A Protein-tyrosine Kinase-regulated,
pH-dependent, Carrier-mediated Uptake System for Folate
in Human Normal Colonic Epithelial Cell Line NCM460
(Received for publication, July 9, 1996, and in revised form, October 24, 1996)
Chandira K.
Kumar
,
Mary Pat
Moyer
§
,
Pradeep K.
Dudeja
¶
and
Hamid M.
Said

From the Veterans Administration Medical Center, Long Beach,
California 90822, University of California School of
Medicine, Irvine, California 92717, § Center for Human Cell
Biotechnology, The University of Texas Health Science Center, San
Antonio, Texas 78284, and the ¶ University of Illinois and
Westside Veterans Administration Medical Center,
Chicago, Illinois 60612
A significant proportion of the bacterially
synthesized folate in the large intestine exists in the form of folate
monoglutamate. Recent studies in our laboratory using human colonic
apical membrane vesicles have shown the existence of an efficient
carrier-mediated system for folate uptake. Nothing, however, is known
about the cellular regulation of the colonic uptake process. In this
study, we used a recently established human normal colonic epithelial cell line NCM460 to address this issue. Uptake of folic acid by NCM460
cells was: 1) linear with time for 4 min of incubation and occurred
with minimal metabolic alterations, 2) temperature- and pH- (but not
Na+) dependent, 3) saturable as a function of concentration
(apparent Km of 1.4 µM), 4) inhibited
by structural analogs and anion transport inhibitors, and 5)

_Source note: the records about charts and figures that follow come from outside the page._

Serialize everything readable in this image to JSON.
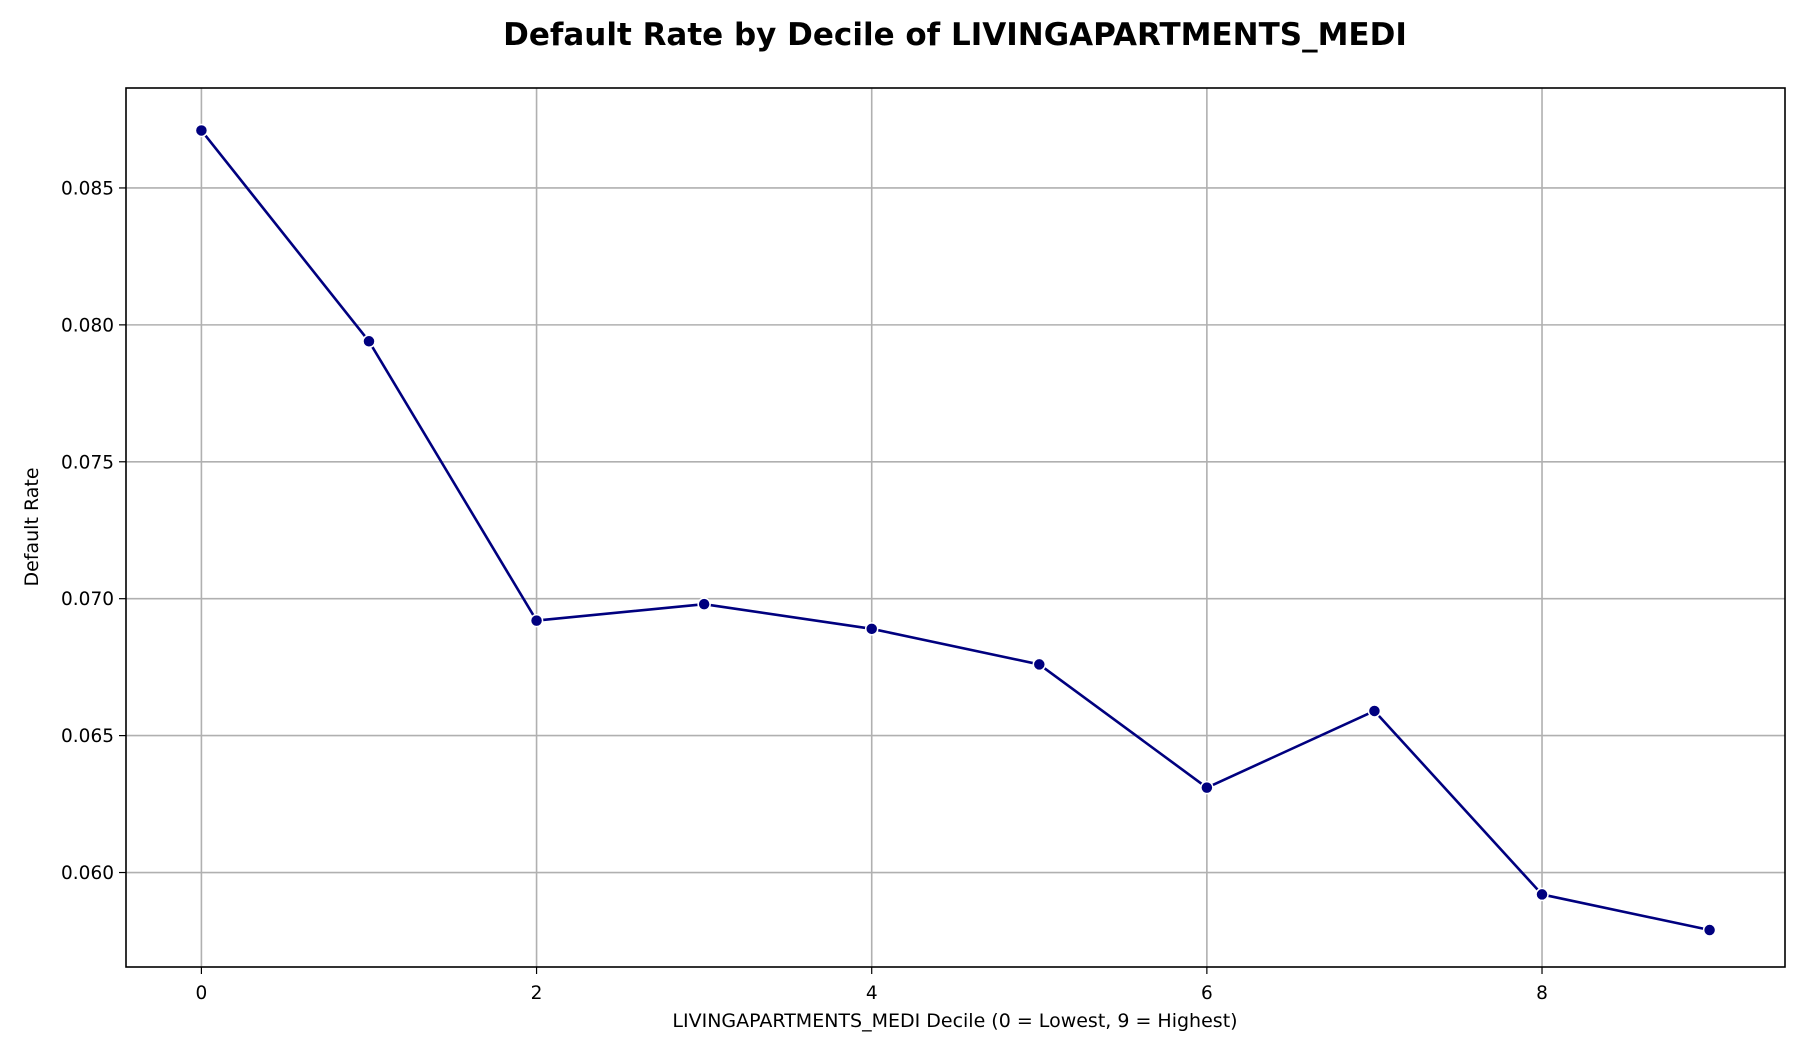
{
  "chart_data": {
    "type": "line",
    "title": "Default Rate by Decile of LIVINGAPARTMENTS_MEDI",
    "xlabel": "LIVINGAPARTMENTS_MEDI Decile (0 = Lowest, 9 = Highest)",
    "ylabel": "Default Rate",
    "x": [
      0,
      1,
      2,
      3,
      4,
      5,
      6,
      7,
      8,
      9
    ],
    "values": [
      0.0871,
      0.0794,
      0.0692,
      0.0698,
      0.0689,
      0.0676,
      0.0631,
      0.0659,
      0.0592,
      0.0579
    ],
    "xlim": [
      -0.45,
      9.45
    ],
    "ylim": [
      0.05655,
      0.08865
    ],
    "xticks": [
      0,
      2,
      4,
      6,
      8
    ],
    "xtick_labels": [
      "0",
      "2",
      "4",
      "6",
      "8"
    ],
    "yticks": [
      0.06,
      0.065,
      0.07,
      0.075,
      0.08,
      0.085
    ],
    "ytick_labels": [
      "0.060",
      "0.065",
      "0.070",
      "0.075",
      "0.080",
      "0.085"
    ],
    "grid": true,
    "line_color": "#00007f",
    "marker_color": "#00007f",
    "marker_edge_color": "#ffffff"
  }
}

energy-dependent. These characteristics of folic acid
uptake by NCM460 cells are similar to those seen with apical membrane
vesicles derived from human native colonic tissue. Using these cells,
we found that protein kinase C- and Ca2+/calmodulin-mediated pathways have no role in
regulating folic acid uptake. On the other hand, cAMP (through a
mechanism independent of protein kinase A) and protein-tyrosine
kinase-mediated pathways were found to play a role in the regulation of
folic acid uptake by these cells. These results establish the
suitability of NCM460 cells as an in vitro model system for
investigating the details of the mechanism of colonic folate uptake and
its regulation. Folic acid uptake by these cells appears to involve a
carrier-mediated system, which is temperature-, pH-, and
energy-dependent and appears to be under the regulation of
cAMP and protein tyrosine kinase.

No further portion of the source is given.